Dans A nos amours, on peut déceler toutefois une certaine logique spatio-temporelle dans les déplacements de Suzanne. De retour à Paris, elle est chez elle, dans sa chambre avec son amie. Son père intervient et s’en va retrouver son fils. Ensuite, Suzanne va voir Luc qui l’ignore. Désespérée, elle rentre chez elle, voit son père, sort le soir avec ses amis avant de revenir au foyer et d’entamer une nouvelle discussion avec son père qui l’attend au coin de l’établi. On note donc que Suzanne navigue entre son père, Luc et ses amis. Dès que le père partira (sorte de rupture narrative), on retrouvera le même schéma, à savoir qu’elle reviendra toujours au sein du foyer, au coeur de l’appartement, sorte de point d’ancrage dans son parcours même si Roger n’est plus présent pour discuter avec elle.

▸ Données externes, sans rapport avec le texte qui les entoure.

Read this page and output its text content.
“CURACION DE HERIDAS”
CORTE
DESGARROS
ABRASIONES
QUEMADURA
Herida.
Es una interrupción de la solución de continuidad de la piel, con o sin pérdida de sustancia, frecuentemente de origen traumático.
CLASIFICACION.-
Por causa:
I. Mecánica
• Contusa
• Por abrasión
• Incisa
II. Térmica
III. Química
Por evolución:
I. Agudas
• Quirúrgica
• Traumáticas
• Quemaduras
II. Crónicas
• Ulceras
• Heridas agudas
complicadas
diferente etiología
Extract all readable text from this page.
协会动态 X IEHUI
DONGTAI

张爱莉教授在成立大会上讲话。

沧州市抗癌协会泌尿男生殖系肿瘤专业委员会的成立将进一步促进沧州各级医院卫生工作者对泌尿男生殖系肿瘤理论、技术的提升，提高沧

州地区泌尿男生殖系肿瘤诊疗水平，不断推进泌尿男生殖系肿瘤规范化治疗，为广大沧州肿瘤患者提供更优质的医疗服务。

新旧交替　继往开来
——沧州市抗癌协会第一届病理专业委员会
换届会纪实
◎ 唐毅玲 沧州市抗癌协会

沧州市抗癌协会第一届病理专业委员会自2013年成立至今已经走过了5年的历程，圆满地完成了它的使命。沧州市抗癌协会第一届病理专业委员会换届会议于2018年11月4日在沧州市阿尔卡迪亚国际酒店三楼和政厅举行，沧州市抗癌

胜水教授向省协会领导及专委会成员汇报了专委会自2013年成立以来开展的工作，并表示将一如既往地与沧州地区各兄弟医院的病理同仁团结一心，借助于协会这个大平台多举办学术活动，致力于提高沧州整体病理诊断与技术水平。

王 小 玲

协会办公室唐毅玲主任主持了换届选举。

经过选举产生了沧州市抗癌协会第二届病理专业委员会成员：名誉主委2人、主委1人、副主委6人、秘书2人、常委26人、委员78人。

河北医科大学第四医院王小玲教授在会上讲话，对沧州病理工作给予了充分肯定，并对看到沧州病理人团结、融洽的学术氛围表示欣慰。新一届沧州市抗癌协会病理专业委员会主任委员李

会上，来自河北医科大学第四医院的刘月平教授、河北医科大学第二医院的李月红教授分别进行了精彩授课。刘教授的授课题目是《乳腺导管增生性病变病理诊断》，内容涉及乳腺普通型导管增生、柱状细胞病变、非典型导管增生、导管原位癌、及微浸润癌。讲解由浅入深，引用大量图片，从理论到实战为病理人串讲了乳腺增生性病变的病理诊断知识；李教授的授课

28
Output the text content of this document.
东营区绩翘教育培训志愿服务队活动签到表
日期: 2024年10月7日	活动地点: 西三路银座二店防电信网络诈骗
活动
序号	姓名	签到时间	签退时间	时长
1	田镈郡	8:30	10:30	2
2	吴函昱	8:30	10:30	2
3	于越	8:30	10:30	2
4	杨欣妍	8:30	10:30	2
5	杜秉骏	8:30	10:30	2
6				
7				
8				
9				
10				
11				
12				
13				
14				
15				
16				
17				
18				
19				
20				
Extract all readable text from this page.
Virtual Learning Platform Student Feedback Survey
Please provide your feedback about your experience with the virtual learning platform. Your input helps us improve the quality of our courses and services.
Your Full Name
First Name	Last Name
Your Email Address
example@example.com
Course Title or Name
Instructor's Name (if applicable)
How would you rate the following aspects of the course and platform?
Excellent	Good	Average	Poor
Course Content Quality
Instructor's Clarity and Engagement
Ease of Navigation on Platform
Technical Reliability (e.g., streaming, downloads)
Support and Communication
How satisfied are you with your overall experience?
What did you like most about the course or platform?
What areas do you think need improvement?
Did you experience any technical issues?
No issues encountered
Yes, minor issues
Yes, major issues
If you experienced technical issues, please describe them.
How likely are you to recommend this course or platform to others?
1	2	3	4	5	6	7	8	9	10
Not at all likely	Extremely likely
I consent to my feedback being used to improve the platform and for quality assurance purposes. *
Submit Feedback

Mais il faut avant tout relever l’inefficacité des personnes qui l’entourent. En effet, ni Bernard, ni son frère, ni même Luc n’auront raison de sa liberté, celle de bouger quand elle veut et où elle veut. D’un lieu à l’autre, elle se déplace sans que personne n’ait décidé pour elle. La scène de dispute avec son père en est la meilleure preuve ; il refuse qu’elle sorte le soir, pourtant elle parviendra à le faire sans qu’il puisse l’en empêcher. Lorsqu’elle retrouve Bernard, il est impossible de savoir quand et où elle le reverra. Aucun projet, aucune discussion ne viendront ancrer les personnages dans un devenir spatio-temporel précis ; l’important, c’est le moment présent, l’action qui se déroule « ici et maintenant » avec tel ou tel personnage rencontré au détour d’une soirée.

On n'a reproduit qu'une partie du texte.